D’ailleurs, je ne m’aperçois même pas qu’elle tremble de la tête aux pieds. C’est seulement quand je m’approche avec la seringue et l’aiguille que son sourire se fracasse. Elle a peur. Elle a peur de l’aiguille ET de moi qui tient l’aiguille. Moi qui, bêtement, comme un perroquet, parce que j’ai parfois l’habitude de dire ça et que c’est terrible ça, l’habitude (et les petites phrases toutes faites aussi), je la regarde et, pensant la rassurer, j’ânonne cette phrase toute faite qu’on pourrait dire aux enfants :
« Ne vous inquiétez pas, ça ne fait pas mal ».

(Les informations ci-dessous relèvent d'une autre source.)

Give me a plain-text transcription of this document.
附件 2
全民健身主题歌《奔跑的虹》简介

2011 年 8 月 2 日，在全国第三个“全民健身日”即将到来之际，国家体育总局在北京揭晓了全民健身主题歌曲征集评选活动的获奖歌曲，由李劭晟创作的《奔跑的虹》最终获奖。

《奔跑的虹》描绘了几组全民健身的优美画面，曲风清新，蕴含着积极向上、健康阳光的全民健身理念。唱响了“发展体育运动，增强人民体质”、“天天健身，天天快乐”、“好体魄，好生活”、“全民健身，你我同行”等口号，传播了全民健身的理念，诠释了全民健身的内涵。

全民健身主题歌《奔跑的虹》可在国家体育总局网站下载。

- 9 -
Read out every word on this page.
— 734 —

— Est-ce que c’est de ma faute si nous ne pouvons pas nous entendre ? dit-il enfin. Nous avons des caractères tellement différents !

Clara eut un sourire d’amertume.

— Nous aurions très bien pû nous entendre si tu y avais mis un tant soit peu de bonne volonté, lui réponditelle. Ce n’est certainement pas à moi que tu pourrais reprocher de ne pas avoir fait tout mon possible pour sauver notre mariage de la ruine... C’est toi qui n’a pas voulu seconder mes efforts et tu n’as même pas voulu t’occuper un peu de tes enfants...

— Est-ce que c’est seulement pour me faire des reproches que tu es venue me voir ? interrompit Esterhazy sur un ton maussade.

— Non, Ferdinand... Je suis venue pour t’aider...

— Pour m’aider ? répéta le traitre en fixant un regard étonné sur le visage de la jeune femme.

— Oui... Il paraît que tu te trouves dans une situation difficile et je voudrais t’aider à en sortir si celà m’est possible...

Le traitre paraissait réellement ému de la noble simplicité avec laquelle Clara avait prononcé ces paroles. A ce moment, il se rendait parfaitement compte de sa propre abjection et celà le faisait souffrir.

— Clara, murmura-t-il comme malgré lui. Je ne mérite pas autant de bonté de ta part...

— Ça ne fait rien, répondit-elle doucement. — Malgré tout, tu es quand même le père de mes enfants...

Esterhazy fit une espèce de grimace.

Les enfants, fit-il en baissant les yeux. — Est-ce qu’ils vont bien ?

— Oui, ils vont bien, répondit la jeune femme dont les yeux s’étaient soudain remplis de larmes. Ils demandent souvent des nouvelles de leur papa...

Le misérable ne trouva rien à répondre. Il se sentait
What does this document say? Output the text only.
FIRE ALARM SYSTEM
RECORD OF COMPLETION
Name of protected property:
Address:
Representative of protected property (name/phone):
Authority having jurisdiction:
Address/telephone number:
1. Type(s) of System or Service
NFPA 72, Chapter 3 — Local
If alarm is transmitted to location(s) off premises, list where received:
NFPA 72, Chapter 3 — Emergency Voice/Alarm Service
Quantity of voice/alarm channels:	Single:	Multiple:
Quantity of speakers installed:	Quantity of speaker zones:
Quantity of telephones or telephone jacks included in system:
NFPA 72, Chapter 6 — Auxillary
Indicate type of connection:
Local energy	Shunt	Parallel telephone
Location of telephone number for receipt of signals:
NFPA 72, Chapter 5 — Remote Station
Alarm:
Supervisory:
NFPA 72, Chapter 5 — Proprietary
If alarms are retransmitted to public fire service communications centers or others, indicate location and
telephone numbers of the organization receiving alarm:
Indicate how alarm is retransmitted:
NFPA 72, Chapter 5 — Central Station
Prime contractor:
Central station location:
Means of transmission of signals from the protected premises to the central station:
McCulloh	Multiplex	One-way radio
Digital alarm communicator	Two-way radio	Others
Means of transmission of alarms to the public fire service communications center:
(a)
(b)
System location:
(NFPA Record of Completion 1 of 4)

Eh bien à ce moment-là, et je ne la remercierai jamais assez pour cela, elle m’a regardé droit dans les yeux et elle a dit
« Ben si Docteur, ça fait mal ! ».
Elle a raison : évidemment que ça fait mal. Alors ce n’est pas un accouchement non plus, hein, mais oui, même quand c’est bien fait, un vaccin ça reste une aiguille qui va injecter deux ml de liquide dans un muscle.
Chaque patient est différent et la médecine du bon sens c’est aussi cela : s’adapter à chacun parce qu’il est unique, et apprendre à se défaire des petites phrases toutes faites.
Ce jour-là cette patiente a besoin que je lui dise que oui, sa peur n’est pas sans motif, et que oui, ça n’est pas agréable.
« Vous avez raison, ça fait mal » je lui dis.
Elle hoche la tête, contente que je ne minimise pas son ressenti, puis se remet à sourire comme si elle voulait que je compte ses dents et je peux vacciner sans problème.
Eh bien vous savez quoi ?
Elle avait 32 dents. Je le sais, j’ai pu compter.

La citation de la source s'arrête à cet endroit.